WASHINGTON – On the eve of midterm elections, Democrats criticized Republicans as stewards of a stale status quo while President Bush declared, “we’re closing strong” in a final drive to preserve GOP control of Congress.
“They can’t run anything right,” countered former President Clinton, taunting Republicans about the war in Iraq, the aftermath of Hurricane Katrina and even the scandal involving the House page program that complicated GOP efforts to win two more years in power.
Bush campaigned on Monday from Florida to Arkansas and Texas. But the day brought one more reminder of his poor standing in the polls when Republican gubernatorial candidate Charlie Crist skipped the presidential rally in Pensacola, Fla., to make a speech of his own hundreds of miles away.
Bush made no mention of the evident snub in public, but not so his aides. “Let’s see how many people show up in Palm Beach on 24 hours notice, versus 8,000 or 9,000 people” expected for the president’s speech, said Karl Rove, the White House’s top political strategist.
Some late polls suggested momentum was swinging the Republicans’ way, and Ken Mehlman, the party chairman, told allies the surveys summoned memories of 1998, when the GOP lost seats but held power.
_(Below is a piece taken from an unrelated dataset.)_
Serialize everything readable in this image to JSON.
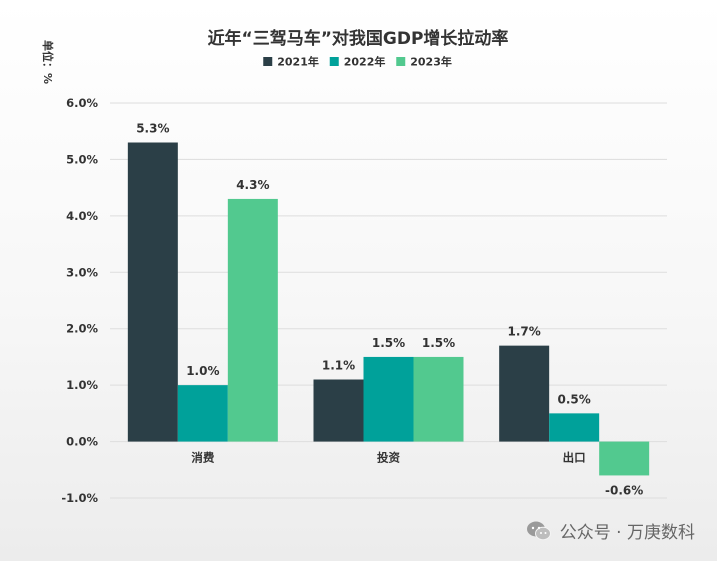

Democrats steadfastly refused to say so in public, but some Republicans signaled privately they expected to lose more than 15 seats, and control of the House with them.
Among GOP-held open seats, those in Arizona, Colorado, New York, Ohio and Iowa seemed likeliest to fall. Republican Reps. John Hostettler, Chris Chocola and Mike Sodrel of Indiana; Charles Taylor of North Carolina; Curt Weldon, Don Sherwood and Melissa Hart of Pennsylvania; and Charles Bass of New Hampshire were in particularly difficult re-election struggles.
Democrats also boasted of several election targets in New York, where Sen. Hillary Rodham Clinton and Eliot Spitzer, the Democratic candidate for governor, were expected to win landslides at the top of the ticket.
Easily two dozen more Republican seats were in jeopardy, including one in Texas that may not be settled until next month. There, Republican Rep. Henry Bonilla and former Rep. Ciro Rodriguez, a Democrat, were the leading contenders in an eight-candidate field. A runoff between the two top vote-getters would follow if no one wins a majority today.
In contrast, only a few Democratic incumbents appeared in jeopardy, including Reps. John Barrow in Georgia, Melissa Bean in Illinois and – in a race that bore no impact on the broader party struggle – William Jefferson in Louisiana. Jefferson, ensnared in a federal corruption investigation, faced a likely runoff on Dec. 9, possibly against fellow Democrat Karen Carter.
After months of pursuing the Republicans, Democrats declined to say they would catch them.
“From the Iraq war to the economy to how the Congress does its work, the American people want a different direction – and that’s what Democrats offer,” Rep. Rahm Emanuel of Illinois, the head of the House Democrats’ campaign committee, said Monday.
“We have never said we’re going to take control of the Senate. We have said we’re on the edge. That’s where we are,” said Sen. Chuck Schumer, D-N.Y., chairman of the Senate Democrats’ organization.
Democrats needed to gain six seats to win control of the Senate. GOP Sens. Mike DeWine in Ohio and Rick Santorum in Pennsylvania appeared in deepest trouble, Sens. Lincoln Chafee in Rhode Island and Conrad Burns in Montana somewhat less so.
Rep. Nancy Pelosi of California, in line to become the first woman speaker in history if Democrats win, was in Washington after a weekend of campaigning for candidates in Pennsylvania and Connecticut.